Remember how acai berries in cocktails were going to make us all live forever and let us get drunk at the same time? That was a total thing a couple of years ago. Bygone cocktail trends can look silly in retrospect; it's like looking through the abandoned-photo graveyard on your Myspace account. Yikes.
The lesson here is that it's always good to be skeptical of the marketed fads. It's even better to raise an eyebrow or three when it comes to supposed health fixes. Life isn't a video game where we can find instant power-ups to replenish the glowing hearts that float above our heads, no matter how awesome that would be.
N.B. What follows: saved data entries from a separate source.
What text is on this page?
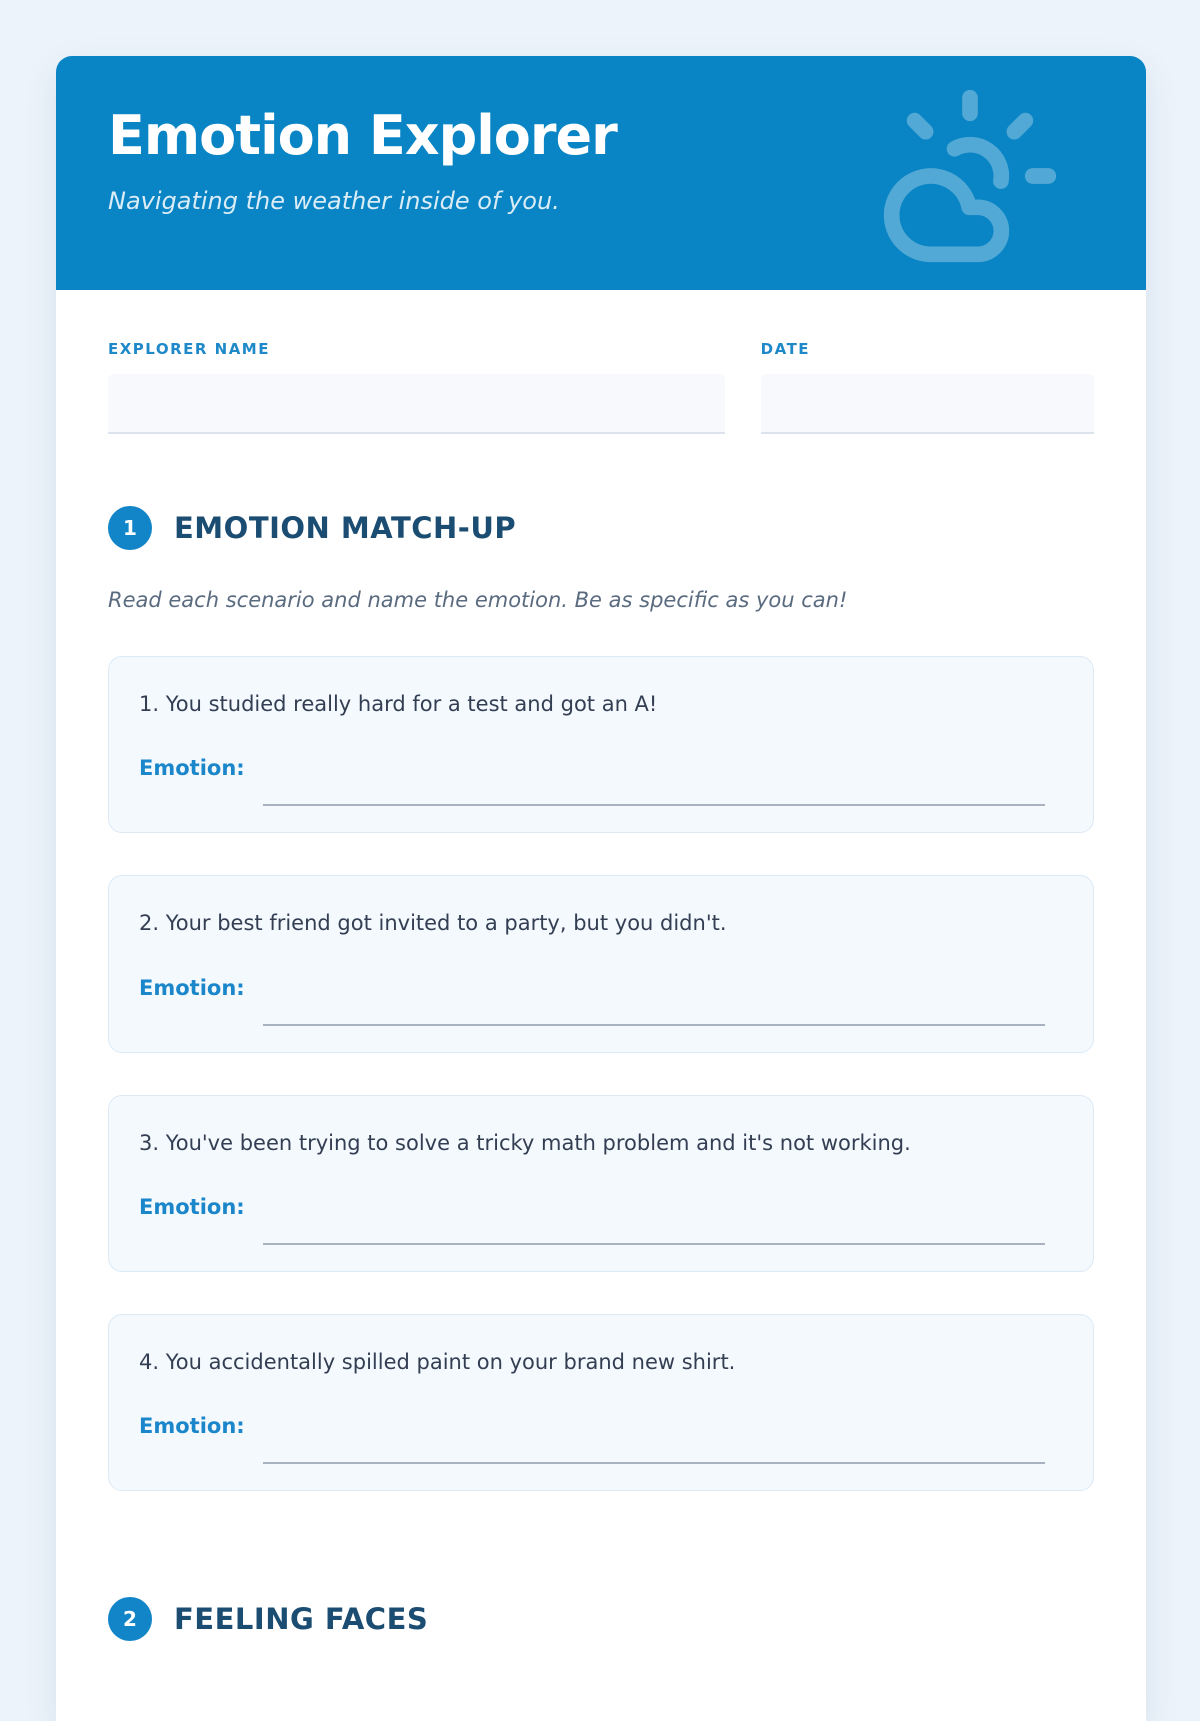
Emotion Explorer

Navigating the weather inside of you.

EXPLORER NAME	DATE
1	EMOTION MATCH-UP

Read each scenario and name the emotion. Be as specific as you can!

1. You studied really hard for a test and got an A!

Emotion:

2. Your best friend got invited to a party, but you didn't.

Emotion:

3. You've been trying to solve a tricky math problem and it's not working.

Emotion:

4. You accidentally spilled paint on your brand new shirt.

Emotion:
2	FEELING FACES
So determining whether coconut water - a trendy drink that's being used in cocktails at bars like Clink, Gargoyles on the Square, Hard Rock Café, Pops, Sam's at Louis, and Masa, to name a few - is going to do anything for you physically is beyond my pay grade here. It does have a lot of electrolytes, I suppose. But then again, so did that stuff they used to fertilize plants in Idiocracy. Determining whether it tastes good, now that I can do.
Vita Coco is one of the most popular brands at the moment in an ever-increasing market. Industry-wide sales have increased from roughly $30 million three years ago to an estimated $150 million this year, company rep Arthur Gallego told me. While it's not a message they necessarily push, one of the strengths of coconut water is how well it mixes with alcohol, Gallego admits. "It's tropical, and it's refreshing, two staples of any good cocktail menu."
"We always talk about coconut water providing optimal hydration," Gallego says. "There is a lot of folklore and legend around the benefits of coconut water. I've heard everything from cleaning the intestines to making your skin smoother. . . . We don't like to make a promise to a long list of things coconut water may or may not do, but generations of South Americans, Asians, and Indians have sworn by it as an elixir of life, whether it's immunity-boosting or as a digestive aid."
In Boston bars at the moment, it's mostly being used as a getting-you-buzzed aid. "I see a lot of people drinking it in the industry as a hangover cure," says Jon Parsons of Sam's (60 Northern Avenue, Boston, 617.295.0191). He says the fact that it has such a subtle flavor that could be easily overpowered in a cocktail made it a fun challenge to take on. He's mixing one called the Antilles Wedge ($12), made with Kilo Kai spiced rum, Frangelico, Marie Brizard crème de menthe, Kamora coffee liqueur, and mint. The spiced rum is a natural tropical pairing with the coconut, Parsons says. "It's very drinkable; you don't taste the alcohol. I think it kind of endorses the product the best."
At Gargoyles on the Square (219 Elm Street, Somerville, 617.776.5300), Paul Christie is mixing coconut water in his Hair of the Dog ($6.50) for the restaurant's Disco Brunch on Sundays. It's a perfect fit for the morning after, he says. "Coconut water is a more natural alternative to sports drinks. It is beneficial to your health due to the high levels of potassium and magnesium." Adding vanilla vodka, pineapple juice, and a candied orange helps you get the process started all over again.
John Gould, general manager at Pops (560 Tremont Street, Boston, 617.695.1250), thinks the hydrating factor is a plus as well. "When you have coconut water in a cocktail, you are in fact preemptively avoiding a hangover," he says. In the Material Girl ($10), he uses PAMA pomegranate liqueur, Hendrick's gin, and Vita Coco, which he also likes because it's a natural sweetener. "The cocktails are light, clean, and crisp, not overly sweet and sugary, which we avoid highly here at Pops." Apparently now you can avoid a hangover there too. We're gonna live forever!